Re: [PATCH 2/2] dax: fix data corruption due to stale mmap reads
From: Ross Zwisler
Date: Tue Apr 25 2017 - 18:59:53 EST
On Tue, Apr 25, 2017 at 01:10:43PM +0200, Jan Kara wrote:
<>
> Hum, but now thinking more about it I have hard time figuring out why write
> vs fault cannot actually still race:
>
> CPU1 - write(2) CPU2 - read fault
>
> dax_iomap_pte_fault()
> ->iomap_begin() - sees hole
> dax_iomap_rw()
> iomap_apply()
> ->iomap_begin - allocates blocks
> dax_iomap_actor()
> invalidate_inode_pages2_range()
> - there's nothing to invalidate
> grab_mapping_entry()
> - we add zero page in the radix
> tree & map it to page tables
>
> Similarly read vs write fault may end up racing in a wrong way and try to
> replace already existing exceptional entry with a hole page?
Yep, this race seems real to me, too.

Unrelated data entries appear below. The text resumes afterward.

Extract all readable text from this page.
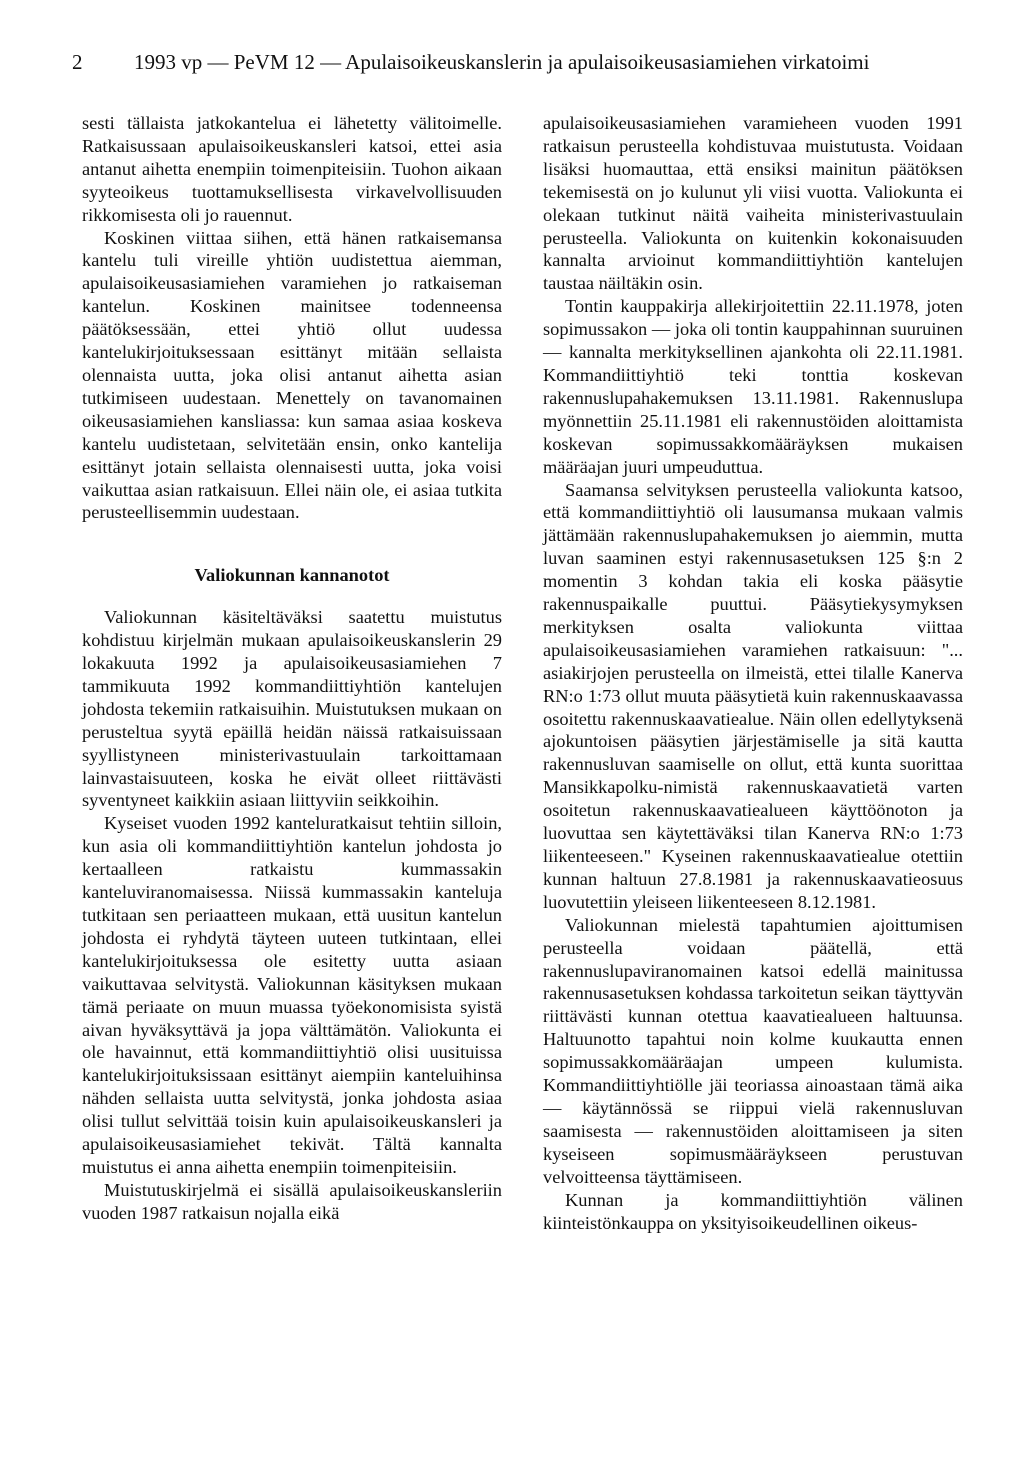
2 1993 vp — PeVM 12 — Apulaisoikeuskanslerin ja apulaisoikeusasiamiehen virkatoimi

sesti tällaista jatkokantelua ei lähetetty välitoimelle. Ratkaisussaan apulaisoikeuskansleri katsoi, ettei asia antanut aihetta enempiin toimenpiteisiin. Tuohon aikaan syyteoikeus tuottamuksellisesta virkavelvollisuuden rikkomisesta oli jo rauennut.

Koskinen viittaa siihen, että hänen ratkaisemansa kantelu tuli vireille yhtiön uudistettua aiemman, apulaisoikeusasiamiehen varamiehen jo ratkaiseman kantelun. Koskinen mainitsee todenneensa päätöksessään, ettei yhtiö ollut uudessa kantelukirjoituksessaan esittänyt mitään sellaista olennaista uutta, joka olisi antanut aihetta asian tutkimiseen uudestaan. Menettely on tavanomainen oikeusasiamiehen kansliassa: kun samaa asiaa koskeva kantelu uudistetaan, selvitetään ensin, onko kantelija esittänyt jotain sellaista olennaisesti uutta, joka voisi vaikuttaa asian ratkaisuun. Ellei näin ole, ei asiaa tutkita perusteellisemmin uudestaan.

Valiokunnan kannanotot

Valiokunnan käsiteltäväksi saatettu muistutus kohdistuu kirjelmän mukaan apulaisoikeuskanslerin 29 lokakuuta 1992 ja apulaisoikeusasiamiehen 7 tammikuuta 1992 kommandiittiyhtiön kantelujen johdosta tekemiin ratkaisuihin. Muistutuksen mukaan on perusteltua syytä epäillä heidän näissä ratkaisuissaan syyllistyneen ministerivastuulain tarkoittamaan lainvastaisuuteen, koska he eivät olleet riittävästi syventyneet kaikkiin asiaan liittyviin seikkoihin.

Kyseiset vuoden 1992 kanteluratkaisut tehtiin silloin, kun asia oli kommandiittiyhtiön kantelun johdosta jo kertaalleen ratkaistu kummassakin kanteluviranomaisessa. Niissä kummassakin kanteluja tutkitaan sen periaatteen mukaan, että uusitun kantelun johdosta ei ryhdytä täyteen uuteen tutkintaan, ellei kantelukirjoituksessa ole esitetty uutta asiaan vaikuttavaa selvitystä. Valiokunnan käsityksen mukaan tämä periaate on muun muassa työekonomisista syistä aivan hyväksyttävä ja jopa välttämätön. Valiokunta ei ole havainnut, että kommandiittiyhtiö olisi uusituissa kantelukirjoituksissaan esittänyt aiempiin kanteluihinsa nähden sellaista uutta selvitystä, jonka johdosta asiaa olisi tullut selvittää toisin kuin apulaisoikeuskansleri ja apulaisoikeusasiamiehet tekivät. Tältä kannalta muistutus ei anna aihetta enempiin toimenpiteisiin.

Muistutuskirjelmä ei sisällä apulaisoikeuskansleriin vuoden 1987 ratkaisun nojalla eikä

apulaisoikeusasiamiehen varamieheen vuoden 1991 ratkaisun perusteella kohdistuvaa muistutusta. Voidaan lisäksi huomauttaa, että ensiksi mainitun päätöksen tekemisestä on jo kulunut yli viisi vuotta. Valiokunta ei olekaan tutkinut näitä vaiheita ministerivastuulain perusteella. Valiokunta on kuitenkin kokonaisuuden kannalta arvioinut kommandiittiyhtiön kantelujen taustaa näiltäkin osin.

Tontin kauppakirja allekirjoitettiin 22.11.1978, joten sopimussakon — joka oli tontin kauppahinnan suuruinen — kannalta merkityksellinen ajankohta oli 22.11.1981. Kommandiittiyhtiö teki tonttia koskevan rakennuslupahakemuksen 13.11.1981. Rakennuslupa myönnettiin 25.11.1981 eli rakennustöiden aloittamista koskevan sopimussakkomääräyksen mukaisen määräajan juuri umpeuduttua.

Saamansa selvityksen perusteella valiokunta katsoo, että kommandiittiyhtiö oli lausumansa mukaan valmis jättämään rakennuslupahakemuksen jo aiemmin, mutta luvan saaminen estyi rakennusasetuksen 125 §:n 2 momentin 3 kohdan takia eli koska pääsytie rakennuspaikalle puuttui. Pääsytiekysymyksen merkityksen osalta valiokunta viittaa apulaisoikeusasiamiehen varamiehen ratkaisuun: "... asiakirjojen perusteella on ilmeistä, ettei tilalle Kanerva RN:o 1:73 ollut muuta pääsytietä kuin rakennuskaavassa osoitettu rakennuskaavatiealue. Näin ollen edellytyksenä ajokuntoisen pääsytien järjestämiselle ja sitä kautta rakennusluvan saamiselle on ollut, että kunta suorittaa Mansikkapolku-nimistä rakennuskaavatietä varten osoitetun rakennuskaavatiealueen käyttöönoton ja luovuttaa sen käytettäväksi tilan Kanerva RN:o 1:73 liikenteeseen." Kyseinen rakennuskaavatiealue otettiin kunnan haltuun 27.8.1981 ja rakennuskaavatieosuus luovutettiin yleiseen liikenteeseen 8.12.1981.

Valiokunnan mielestä tapahtumien ajoittumisen perusteella voidaan päätellä, että rakennuslupaviranomainen katsoi edellä mainitussa rakennusasetuksen kohdassa tarkoitetun seikan täyttyvän riittävästi kunnan otettua kaavatiealueen haltuunsa. Haltuunotto tapahtui noin kolme kuukautta ennen sopimussakkomääräajan umpeen kulumista. Kommandiittiyhtiölle jäi teoriassa ainoastaan tämä aika — käytännössä se riippui vielä rakennusluvan saamisesta — rakennustöiden aloittamiseen ja siten kyseiseen sopimusmääräykseen perustuvan velvoitteensa täyttämiseen.

Kunnan ja kommandiittiyhtiön välinen kiinteistönkauppa on yksityisoikeudellinen oikeus-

This seems very much like the issues
that exist when a thread is doing direct I/O. One thread is doing I/O to an
intermediate buffer (page cache for direct I/O case, zero page for us), and
the other is going around it directly to media, and they can get out of sync.
IIRC the direct I/O code looked something like:
1/ invalidate existing mappings
2/ do direct I/O to media
3/ invalidate mappings again, just in case. Should be cheap if there weren't
any conflicting faults. This makes sure any new allocations we made are
faulted in.
I guess one option would be to replicate that logic in the DAX I/O path, or we
could try and enhance our locking so page faults can't race with I/O since
both can allocate blocks.
I'm not sure, but will think on it.